The author acknowledged the patriotism of the sailors in the War between the States, and explained how they “fought with courage in scenes of carnage on blood-soaked decks, and died from wounds and disease.” Sailors like Lt. John Grimball, a U.S. Naval Academy graduate who joined the Confederate States Navy when South Carolina seceded from the Union, fought from a shore battery to drive off the Union merchant ship Star of the West when that vessel and crew attempted to deliver supplies to the federal Fort Sumter in Charleston Harbor. Grimball would serve on CSS Shenandoah on its Pacific and Bering Sea/Arctic raids upon Union commercial vessels and whaling ships.
Executive Officer Lt. William C. Whittle assisted Commander James W. Waddell on CSS Shenandoah. The officers belatedly found out from newspapers and captured crews that the Civil War had ended several weeks before they stopped their vessel captures, requiring them to navigate their warship back to Britain, surrender to authorities, and escape to other nations until they received U.S. pardons. Coddington traced Whittle’s post-war career and authorship of Cruises of Confederate States Steamers. Whittle died in 1920 at the age of 79 in Norfolk, Virginia.
William W. Heavener (USN), ships cook, sailed into the Gulf of Mexico and up the Mississippi River on the small warship USS Katahdin battling past two Confederate forts as part of the U.S. Navy Squadron of Rear Adm. David Farragut and his flagship USS Hartford. Farragut led naval, army and marine units and transports to occupy the Confederate port of New Orleans in 1862. Heavener was a ships carpenter after the war. He died 1924 at age 84.

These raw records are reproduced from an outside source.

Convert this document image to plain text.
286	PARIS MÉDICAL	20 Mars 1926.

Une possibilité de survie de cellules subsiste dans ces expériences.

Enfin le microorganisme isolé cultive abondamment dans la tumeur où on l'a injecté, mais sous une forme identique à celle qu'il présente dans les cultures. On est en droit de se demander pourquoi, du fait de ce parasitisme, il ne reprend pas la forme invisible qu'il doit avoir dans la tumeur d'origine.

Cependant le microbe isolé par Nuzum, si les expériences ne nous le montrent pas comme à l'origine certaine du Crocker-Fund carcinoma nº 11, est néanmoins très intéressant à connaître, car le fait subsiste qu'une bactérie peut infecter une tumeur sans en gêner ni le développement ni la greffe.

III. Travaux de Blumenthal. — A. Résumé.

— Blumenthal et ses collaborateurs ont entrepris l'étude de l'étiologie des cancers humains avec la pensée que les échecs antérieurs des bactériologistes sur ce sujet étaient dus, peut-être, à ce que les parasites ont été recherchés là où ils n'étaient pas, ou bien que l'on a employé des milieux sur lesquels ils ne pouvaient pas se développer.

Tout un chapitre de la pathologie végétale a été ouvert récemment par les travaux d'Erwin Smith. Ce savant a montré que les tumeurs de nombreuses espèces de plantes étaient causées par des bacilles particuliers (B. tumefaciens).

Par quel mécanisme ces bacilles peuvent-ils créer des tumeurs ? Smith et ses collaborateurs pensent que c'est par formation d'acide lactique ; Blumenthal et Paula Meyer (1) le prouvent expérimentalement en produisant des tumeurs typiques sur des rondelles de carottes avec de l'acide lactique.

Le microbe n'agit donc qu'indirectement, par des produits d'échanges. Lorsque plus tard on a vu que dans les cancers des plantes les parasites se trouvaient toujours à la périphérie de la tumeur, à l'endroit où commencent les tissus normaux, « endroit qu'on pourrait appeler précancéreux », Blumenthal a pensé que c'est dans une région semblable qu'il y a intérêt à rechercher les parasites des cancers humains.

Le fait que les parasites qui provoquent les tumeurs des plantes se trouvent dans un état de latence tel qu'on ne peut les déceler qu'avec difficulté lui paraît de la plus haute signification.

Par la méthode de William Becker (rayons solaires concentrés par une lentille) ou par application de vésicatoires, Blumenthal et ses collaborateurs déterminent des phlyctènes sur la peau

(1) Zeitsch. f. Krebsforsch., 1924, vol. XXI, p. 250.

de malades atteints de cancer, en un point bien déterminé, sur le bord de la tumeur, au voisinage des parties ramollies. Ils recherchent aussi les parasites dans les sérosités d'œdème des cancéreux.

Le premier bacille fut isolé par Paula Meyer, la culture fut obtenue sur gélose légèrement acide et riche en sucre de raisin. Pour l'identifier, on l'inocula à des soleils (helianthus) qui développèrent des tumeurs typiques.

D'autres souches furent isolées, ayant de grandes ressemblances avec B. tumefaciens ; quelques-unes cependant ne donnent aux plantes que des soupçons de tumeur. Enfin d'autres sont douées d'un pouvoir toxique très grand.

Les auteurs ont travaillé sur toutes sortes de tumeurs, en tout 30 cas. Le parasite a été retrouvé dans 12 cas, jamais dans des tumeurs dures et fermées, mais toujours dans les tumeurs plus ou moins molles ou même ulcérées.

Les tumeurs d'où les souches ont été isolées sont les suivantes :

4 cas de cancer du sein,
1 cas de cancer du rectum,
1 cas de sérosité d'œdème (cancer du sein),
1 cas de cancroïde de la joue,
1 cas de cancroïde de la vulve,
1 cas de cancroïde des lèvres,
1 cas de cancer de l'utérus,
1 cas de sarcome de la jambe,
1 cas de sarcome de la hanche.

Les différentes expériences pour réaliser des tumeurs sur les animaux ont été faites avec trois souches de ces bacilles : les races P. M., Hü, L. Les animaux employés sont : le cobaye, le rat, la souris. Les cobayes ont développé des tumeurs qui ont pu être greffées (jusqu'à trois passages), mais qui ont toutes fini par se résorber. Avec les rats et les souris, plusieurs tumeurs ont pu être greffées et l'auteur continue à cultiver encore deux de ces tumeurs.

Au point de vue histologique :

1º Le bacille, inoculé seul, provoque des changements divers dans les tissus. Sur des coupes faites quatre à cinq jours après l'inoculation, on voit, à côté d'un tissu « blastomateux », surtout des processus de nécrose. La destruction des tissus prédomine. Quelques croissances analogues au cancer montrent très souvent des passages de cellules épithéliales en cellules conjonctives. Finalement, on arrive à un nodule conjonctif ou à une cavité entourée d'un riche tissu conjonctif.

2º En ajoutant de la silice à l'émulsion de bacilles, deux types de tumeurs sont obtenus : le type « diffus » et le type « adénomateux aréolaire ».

Midshipman Francis B. Beville (CSN) was captured by Union forces while commanding a guard boat off the Georgia coast. Before that naval assignment, Beville was severely wounded as a member of the Eighth Georgia Infantry. Beville was in a naval brigade that fought bravely and surrendered at Sailor’s Creek, Virginia in 1865. After the war, Beville was a successful hotel entrepreneur. He died in 1905.
Coddington traced the first Union naval shot of the Civil War to Charleston Harbor on 12 April 1861. That shot was fired by the crew of the U.S. Revenue Cutter Harriet Lane, under the command of Captain John Faunce. Captain Faunce would continue his extraordinary career in the Service that would become the U.S. Coast Guard.
Ronald Coddington has preserved the maritime side of the war with his creative use of what has been described as his “haunting photographs” of the sailors who fought, died, and survived in the War Between the States.
Thomas P. Ostrom has written extensively on Coast Guard History.